Hi -
I have a couple questions about partitioning - I’m trying to have multiple
tasks instances run, each processing a separate partition, and it appears that
only a single task instance runs, processing all partitions. Or else my
partitions are not created properly. This is based on a modified version of
hello-samza, so I’m not sure exactly which config+code steps to take to enable
partitioning of message to multiple instances of the same task.
To route to a partition i use: messageCollector.send(new
OutgoingMessageEnvelope(OUTPUT_STREAM, msgKey, partitionKey, outgoingMap));
- question here: the example in docs of collector.send(new
OutgoingMessageEnvelope(new SystemStream("kafka",
"SomeTopicPartitionedByUserId"), msg.get("user_id"), msg)) seems confusing,
because the OutgoingMessageEnvelope constructor has a key AND partitionKey - I
assume the partitionKey should be msg.get(“user_id”) in this case, but what
should key be?

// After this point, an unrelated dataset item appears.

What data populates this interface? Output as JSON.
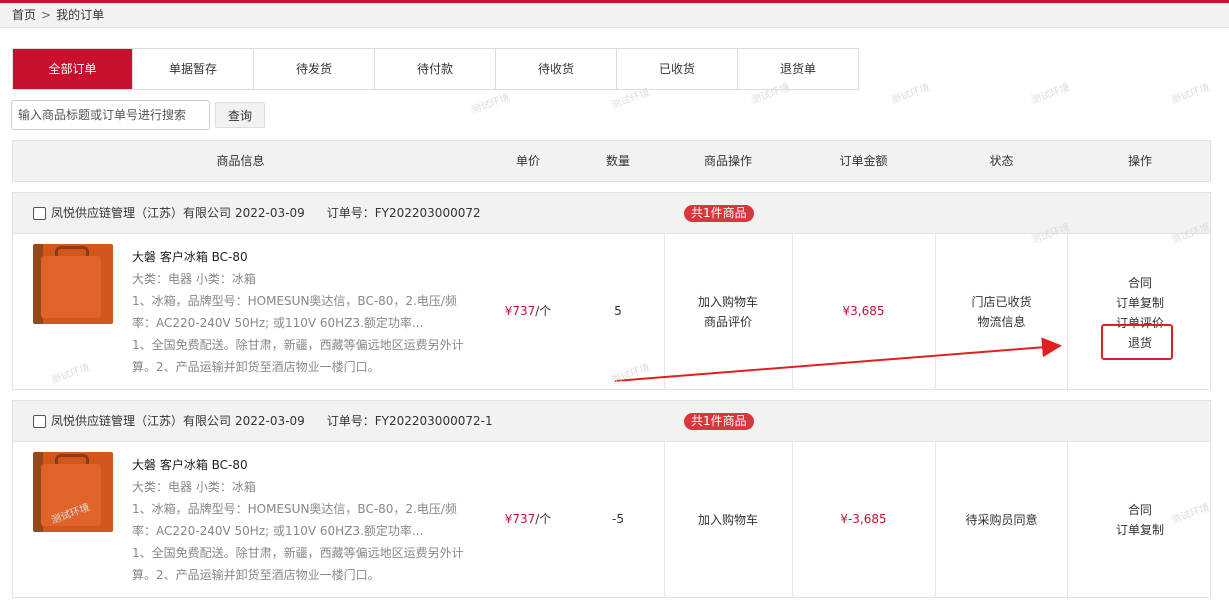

Just a unique value for this message?
I tried the 3 parameter constructor as well and have similar problems, where my
single task instance is used regardless of partitionKey specified in the
OutgoingMessageEnvelope.
Do I need to specify partition manager and yarn.container.count to get multiple
instances of my task working to service separate partitions?
I’m not sure how to tell if my messages are routed to the correct partition in
kafka, or whether the problem is a partition handling config in samza.
Any advice is appreciated!
Thanks
Tyson